Per gli studenti della studenti della quinta h del liceo del Convitto Umberto I di Torino il primo giorno di scuola non è iniziato con il classico suono della campanella. Sono stati infatti i rintocchi della chiesa della Confraternita di San Rocco, in via San Francesco D'Assisi, a sancire l’inizio dell’anno scolastico, il primo post-Covid 19. Il motivo del cambio ‘sede’ è stato spiegato a Repubblica da Giulia Guglielmini, rettrice della sede torinese del Convitto nazionale: “Non c'era altra soluzione, abbiamo ordinato i banchi a inizio luglio e non sono ancora arrivati. Si tratta quindi di una soluzione temporanea, ci auguriamo per pochi giorni". E così, dopo essersi lavati le mani con l’igienizzante – appositamente collocato nelle acquasantiere – si sono accomodati due per ogni panca, i quaderni appoggiati sulle ginocchia, portapenne e cellulare sul ripiano del banco dove solitamente ci stanno i libricini dei canti. "Si sta scomodi – ammettono – ed è noioso senza i compagni delle altre classi”.

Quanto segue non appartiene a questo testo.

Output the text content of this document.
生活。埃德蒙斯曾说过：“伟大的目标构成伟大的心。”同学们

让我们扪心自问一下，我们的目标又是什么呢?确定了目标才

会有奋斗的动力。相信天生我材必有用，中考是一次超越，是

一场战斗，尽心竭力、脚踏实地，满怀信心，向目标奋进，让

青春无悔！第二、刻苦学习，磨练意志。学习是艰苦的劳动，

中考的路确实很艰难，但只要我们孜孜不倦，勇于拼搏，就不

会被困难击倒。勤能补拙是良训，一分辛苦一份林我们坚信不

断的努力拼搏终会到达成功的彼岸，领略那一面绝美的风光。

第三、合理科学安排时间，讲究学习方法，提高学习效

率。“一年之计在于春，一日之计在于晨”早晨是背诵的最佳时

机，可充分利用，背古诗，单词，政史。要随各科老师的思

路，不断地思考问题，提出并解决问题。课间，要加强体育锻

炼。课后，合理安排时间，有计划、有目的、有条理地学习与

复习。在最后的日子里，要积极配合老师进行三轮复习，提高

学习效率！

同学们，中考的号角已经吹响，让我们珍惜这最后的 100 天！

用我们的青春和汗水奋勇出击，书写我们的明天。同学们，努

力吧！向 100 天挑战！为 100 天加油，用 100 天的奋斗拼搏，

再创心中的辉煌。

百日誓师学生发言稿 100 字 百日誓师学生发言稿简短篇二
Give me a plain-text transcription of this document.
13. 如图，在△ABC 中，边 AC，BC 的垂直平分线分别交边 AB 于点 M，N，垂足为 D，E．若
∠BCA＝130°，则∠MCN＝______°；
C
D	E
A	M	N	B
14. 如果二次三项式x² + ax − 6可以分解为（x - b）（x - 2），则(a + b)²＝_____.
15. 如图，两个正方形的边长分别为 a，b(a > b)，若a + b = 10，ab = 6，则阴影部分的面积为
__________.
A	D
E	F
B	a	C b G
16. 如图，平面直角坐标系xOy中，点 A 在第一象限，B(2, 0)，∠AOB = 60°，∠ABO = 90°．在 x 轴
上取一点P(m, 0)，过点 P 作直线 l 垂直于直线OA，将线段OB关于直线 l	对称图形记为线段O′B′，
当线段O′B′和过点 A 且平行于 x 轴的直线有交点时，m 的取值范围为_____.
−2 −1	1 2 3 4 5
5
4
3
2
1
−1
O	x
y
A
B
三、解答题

L'arte di arrangiarsi ai tempi del Covid

Don Fredo Olivero, che ha aperto le porte della sua chiesa, si è sistemato nel primo banco ad ascoltare la lezione. Prima ora italiano e latino, seconda ora storia, poi filosofia, intervallo fuori sul sagrato, e ancora due ore di matematica. "Dopo è prevista proprio religione, ma speriamo di andare a fare lezione al parco, come facevamo spesso gli altri anni. Almeno usciamo un po': come si fa a stare così tante ore in chiesa?", hanno sbuffato gli studenti, che frequentano l'ultimo anno del liceo scientifico internazionale, indirizzo di cinese. In tal senso,  “compreremo bastoncini per il nordic walking e organizzeremo passeggiate in città – assicura Guglielmini – Si tratta di un'attività pensata non soltanto per sostituire gli sport pomeridiani, ma anche per far uscire i bambini e adolescenti nell'orario scolastico, visto che quest'anno gli intervalli saranno molto sacrificati e passati al proprio banco. Sperando naturalmente che l'esigenza sanitaria rientri il prima possibile".